The Treasury report was its first using “dynamic analysis,” an approach that looks at how tax changes alter consumer and business behavior in ways that affect the economy’s growth.

A reduction in income tax rates, for example, might initially reduce the government’s revenue, but over time might encourage more people to work, and to put in longer hours, increasing tax payments to the government over time.

I don’t mind the new methodology, as long as the assumptions it uses are reasonable. Economic behavior is complex, and if a new model comes along that appears to do a better job of predicting that behavior, I’m willing to try it.

But even using this supply-side-friendly method, the economics of tax cuts come up short.

The Treasury report released yesterday relieved “a lot of fears that dynamic scoring would lead to the view that cutting taxes raises revenue,” said Jason Furman, a senior fellow at the liberal Center on Budget and Policy Priorities.
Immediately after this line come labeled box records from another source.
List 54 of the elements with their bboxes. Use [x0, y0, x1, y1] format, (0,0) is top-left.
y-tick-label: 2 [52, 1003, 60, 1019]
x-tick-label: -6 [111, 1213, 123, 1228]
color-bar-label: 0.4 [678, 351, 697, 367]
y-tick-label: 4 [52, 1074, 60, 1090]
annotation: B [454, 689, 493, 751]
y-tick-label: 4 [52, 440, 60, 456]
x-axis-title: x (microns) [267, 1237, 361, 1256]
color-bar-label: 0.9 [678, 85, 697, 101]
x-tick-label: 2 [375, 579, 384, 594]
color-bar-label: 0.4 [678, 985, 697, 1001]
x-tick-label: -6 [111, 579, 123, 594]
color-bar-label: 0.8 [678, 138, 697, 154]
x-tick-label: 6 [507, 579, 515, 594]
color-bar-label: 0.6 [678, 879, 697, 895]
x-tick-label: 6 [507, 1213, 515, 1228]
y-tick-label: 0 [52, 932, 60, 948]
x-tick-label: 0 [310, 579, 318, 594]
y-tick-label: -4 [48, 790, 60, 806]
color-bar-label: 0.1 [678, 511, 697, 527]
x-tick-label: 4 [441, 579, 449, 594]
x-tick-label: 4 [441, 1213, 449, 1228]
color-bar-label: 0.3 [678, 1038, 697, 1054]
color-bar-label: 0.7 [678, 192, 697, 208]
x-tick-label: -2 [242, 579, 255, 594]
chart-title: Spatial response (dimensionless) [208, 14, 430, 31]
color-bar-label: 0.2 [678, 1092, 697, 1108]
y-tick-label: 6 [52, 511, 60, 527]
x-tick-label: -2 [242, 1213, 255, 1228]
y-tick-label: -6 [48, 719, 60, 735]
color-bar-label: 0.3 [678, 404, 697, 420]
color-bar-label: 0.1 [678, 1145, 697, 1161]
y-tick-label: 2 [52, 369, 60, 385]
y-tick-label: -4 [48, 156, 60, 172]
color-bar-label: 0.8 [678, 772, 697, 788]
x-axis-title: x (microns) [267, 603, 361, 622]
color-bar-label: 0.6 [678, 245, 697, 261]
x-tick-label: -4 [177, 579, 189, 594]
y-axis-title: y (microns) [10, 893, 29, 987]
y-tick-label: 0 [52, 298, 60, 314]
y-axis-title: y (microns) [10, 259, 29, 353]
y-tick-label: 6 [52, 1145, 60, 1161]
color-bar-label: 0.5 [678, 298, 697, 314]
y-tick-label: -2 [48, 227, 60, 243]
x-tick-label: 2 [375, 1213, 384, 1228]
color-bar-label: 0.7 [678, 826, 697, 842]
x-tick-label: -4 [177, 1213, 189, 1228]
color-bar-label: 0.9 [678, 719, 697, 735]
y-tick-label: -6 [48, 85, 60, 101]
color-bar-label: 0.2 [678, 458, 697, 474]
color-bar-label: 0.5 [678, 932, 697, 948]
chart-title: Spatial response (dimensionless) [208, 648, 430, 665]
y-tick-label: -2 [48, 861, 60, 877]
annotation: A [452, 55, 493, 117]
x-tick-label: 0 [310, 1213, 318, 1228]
Rather, the report “pours a huge bucket of cold water on the exaggerated claims that tax cuts transform the economy and pay for themselves.”

On the contrary, Furman said, the Treasury’s estimates suggest that, under the best long-run scenario, the tax cuts’ boost to tax payments would offset less than 10 percent of their initial cost.


Short-term, targeted tax cuts to provide short-term stimulus are an okay idea, as long as they’re not carried to extremes. Deficit spending in a national emergency is acceptable. Reining in spending is a good idea. Keeping taxes low is a good idea.

But Bush has cut taxes, supercharged spending and launched a numbingly expensive invasion, all at the same time. The mind boggles at the size of the bill the administration and its Congressional allies are handing to our children and grandchildren.

We are supposedly responsible adults. Let’s start acting like it, and start paying our own bills instead of pushing them on to future generations.